İtalya ‘nın bir başka şehri olan Napoli gezimize, buraya geliş amacımız olan Pompei ile başlıyoruz. Merkez tren istasyonunda (Garibaldi) hemen alt kata inip, Circumvesuviana banliyö hattına ulaşmak için tabelalarını takip edin, böylece Pompei’ye giden trene ulaşacaksınız, girişteki gişeden biletinizi alabilirsiniz, yaklaşık 40 dakika süren yolculuk sonunda Pompei durağında inip, yürümeye başlıyoruz. Bu yol üzerinde bir çok tur şirketi size Pompei turu satmaya çalışacaktır. Biz tercih etmedik ancak, daha ayrıntılı bir gezi ve rehberlik hizmeti isteyenler tur satın alabilir. Yine yol üstünde vitrinindeki tatlılara hayran kalıp girdiğimiz ve sonradan çok meşhur olduğunu öğrendiğimiz “De Vivo Pasticceria dal 1955” adlı pastaneden tatlı ve dondurma yemeden dönmeyin.

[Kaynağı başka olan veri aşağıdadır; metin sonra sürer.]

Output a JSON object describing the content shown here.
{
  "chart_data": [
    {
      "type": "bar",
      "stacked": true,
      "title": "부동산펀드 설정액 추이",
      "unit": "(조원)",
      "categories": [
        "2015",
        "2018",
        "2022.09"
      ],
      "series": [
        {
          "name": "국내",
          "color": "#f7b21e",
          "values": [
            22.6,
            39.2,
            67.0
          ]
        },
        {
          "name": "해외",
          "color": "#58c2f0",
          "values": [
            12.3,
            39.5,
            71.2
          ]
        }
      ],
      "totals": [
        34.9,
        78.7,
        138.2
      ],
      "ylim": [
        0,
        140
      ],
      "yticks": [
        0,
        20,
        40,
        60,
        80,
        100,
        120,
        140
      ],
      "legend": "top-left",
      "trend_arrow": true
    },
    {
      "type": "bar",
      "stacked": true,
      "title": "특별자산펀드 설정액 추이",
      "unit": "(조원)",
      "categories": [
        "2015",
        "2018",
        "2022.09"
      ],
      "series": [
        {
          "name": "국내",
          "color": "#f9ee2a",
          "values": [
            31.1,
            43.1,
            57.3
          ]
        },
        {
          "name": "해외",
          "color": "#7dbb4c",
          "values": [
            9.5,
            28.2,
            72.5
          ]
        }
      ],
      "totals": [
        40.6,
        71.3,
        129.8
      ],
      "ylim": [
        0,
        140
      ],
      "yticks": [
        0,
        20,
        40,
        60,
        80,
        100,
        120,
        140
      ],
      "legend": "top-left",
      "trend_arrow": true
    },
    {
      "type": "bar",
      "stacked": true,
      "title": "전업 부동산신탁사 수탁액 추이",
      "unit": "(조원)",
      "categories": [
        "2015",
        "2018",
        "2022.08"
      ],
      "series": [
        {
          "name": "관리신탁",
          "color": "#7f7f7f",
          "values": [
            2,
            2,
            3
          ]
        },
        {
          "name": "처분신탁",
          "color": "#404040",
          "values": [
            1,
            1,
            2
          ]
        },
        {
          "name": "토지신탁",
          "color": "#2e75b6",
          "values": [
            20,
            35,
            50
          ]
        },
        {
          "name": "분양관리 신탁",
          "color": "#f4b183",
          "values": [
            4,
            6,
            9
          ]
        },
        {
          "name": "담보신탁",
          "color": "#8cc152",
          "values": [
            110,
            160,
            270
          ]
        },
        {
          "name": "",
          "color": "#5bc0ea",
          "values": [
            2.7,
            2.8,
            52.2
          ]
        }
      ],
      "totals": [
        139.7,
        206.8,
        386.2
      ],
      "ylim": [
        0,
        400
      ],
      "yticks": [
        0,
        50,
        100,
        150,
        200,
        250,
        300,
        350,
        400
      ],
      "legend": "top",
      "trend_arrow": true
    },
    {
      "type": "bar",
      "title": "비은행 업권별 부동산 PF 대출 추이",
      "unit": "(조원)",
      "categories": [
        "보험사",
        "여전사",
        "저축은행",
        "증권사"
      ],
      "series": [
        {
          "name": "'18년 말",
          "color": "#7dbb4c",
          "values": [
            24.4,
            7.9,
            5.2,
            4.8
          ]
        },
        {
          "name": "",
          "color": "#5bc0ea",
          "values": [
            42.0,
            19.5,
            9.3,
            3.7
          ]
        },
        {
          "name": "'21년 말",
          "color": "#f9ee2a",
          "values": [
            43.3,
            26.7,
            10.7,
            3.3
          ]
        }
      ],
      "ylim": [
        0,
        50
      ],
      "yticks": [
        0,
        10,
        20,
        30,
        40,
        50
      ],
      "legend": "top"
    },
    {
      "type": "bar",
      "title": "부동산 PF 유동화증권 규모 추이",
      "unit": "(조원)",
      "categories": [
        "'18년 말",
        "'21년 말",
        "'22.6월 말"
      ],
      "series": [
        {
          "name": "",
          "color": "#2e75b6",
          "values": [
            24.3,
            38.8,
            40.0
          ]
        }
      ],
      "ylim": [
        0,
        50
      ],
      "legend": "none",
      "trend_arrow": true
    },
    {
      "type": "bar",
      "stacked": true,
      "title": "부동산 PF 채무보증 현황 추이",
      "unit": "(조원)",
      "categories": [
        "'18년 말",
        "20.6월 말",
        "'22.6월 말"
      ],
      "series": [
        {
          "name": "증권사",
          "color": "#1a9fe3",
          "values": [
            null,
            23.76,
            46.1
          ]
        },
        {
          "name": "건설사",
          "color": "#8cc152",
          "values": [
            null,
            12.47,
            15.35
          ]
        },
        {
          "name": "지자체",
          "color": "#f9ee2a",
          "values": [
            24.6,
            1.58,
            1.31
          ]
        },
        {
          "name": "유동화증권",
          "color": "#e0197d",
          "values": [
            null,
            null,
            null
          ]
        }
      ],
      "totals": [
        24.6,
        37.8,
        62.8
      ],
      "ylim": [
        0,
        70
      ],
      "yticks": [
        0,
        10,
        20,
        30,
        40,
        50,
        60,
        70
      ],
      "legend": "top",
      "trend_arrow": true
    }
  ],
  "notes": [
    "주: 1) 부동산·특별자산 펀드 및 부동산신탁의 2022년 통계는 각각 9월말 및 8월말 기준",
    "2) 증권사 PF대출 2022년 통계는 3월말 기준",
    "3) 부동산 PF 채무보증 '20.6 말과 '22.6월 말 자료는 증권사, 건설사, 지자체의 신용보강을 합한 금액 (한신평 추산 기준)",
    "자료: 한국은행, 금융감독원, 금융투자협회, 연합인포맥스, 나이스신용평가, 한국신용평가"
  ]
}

Pompei Antik Kentine Giriş

Pompei Antik Kenti giriş ücreti olarak kişi başı 13 € ödeyip, içeri giriyoruz, oldukça geniş bir alanı kaplayan bu şehri, Mayıs ayında gittiğimiz için güneş altında yine bolca yürüyerek gezdik. Yanınıza su mataralarınızı almayı unutmayın, antik kent içerisindeki çeşmelerden doldurup içebilirsiniz,  böylece suya para vermemiş olursunuz. Acıkırsanız yine alanın içerisinde yer alan restoranda bir şeyler atıştırabilirsiniz, çünkü burayı gezmek bayağı bir vaktinizi alacak. Büyülenmiş bir şekilde Pompei gezimizin sonuna geldik ve geldiğimiz yoldan Napoli’ye döndük.

Taşlaşmış bir çocuk

Pompei

 

 

Pompei Antik Kenti

Napoli denince akla şüphesiz ki pizzaları geliyor. Napoli’ de nerede pizza yediysek beğendik, ancak en meşhur yeri L’antica Pizzeria da Michele, kapısının önü öyle kalabalıktı ki, o kadar  beklemeyi göze almadık ve biz pizzamızı Trianon’da yedik ki gerçekten çok iyiydi, fiyatlar da gayet uygun 4-8 euro arasında değişiyor çeşide göre.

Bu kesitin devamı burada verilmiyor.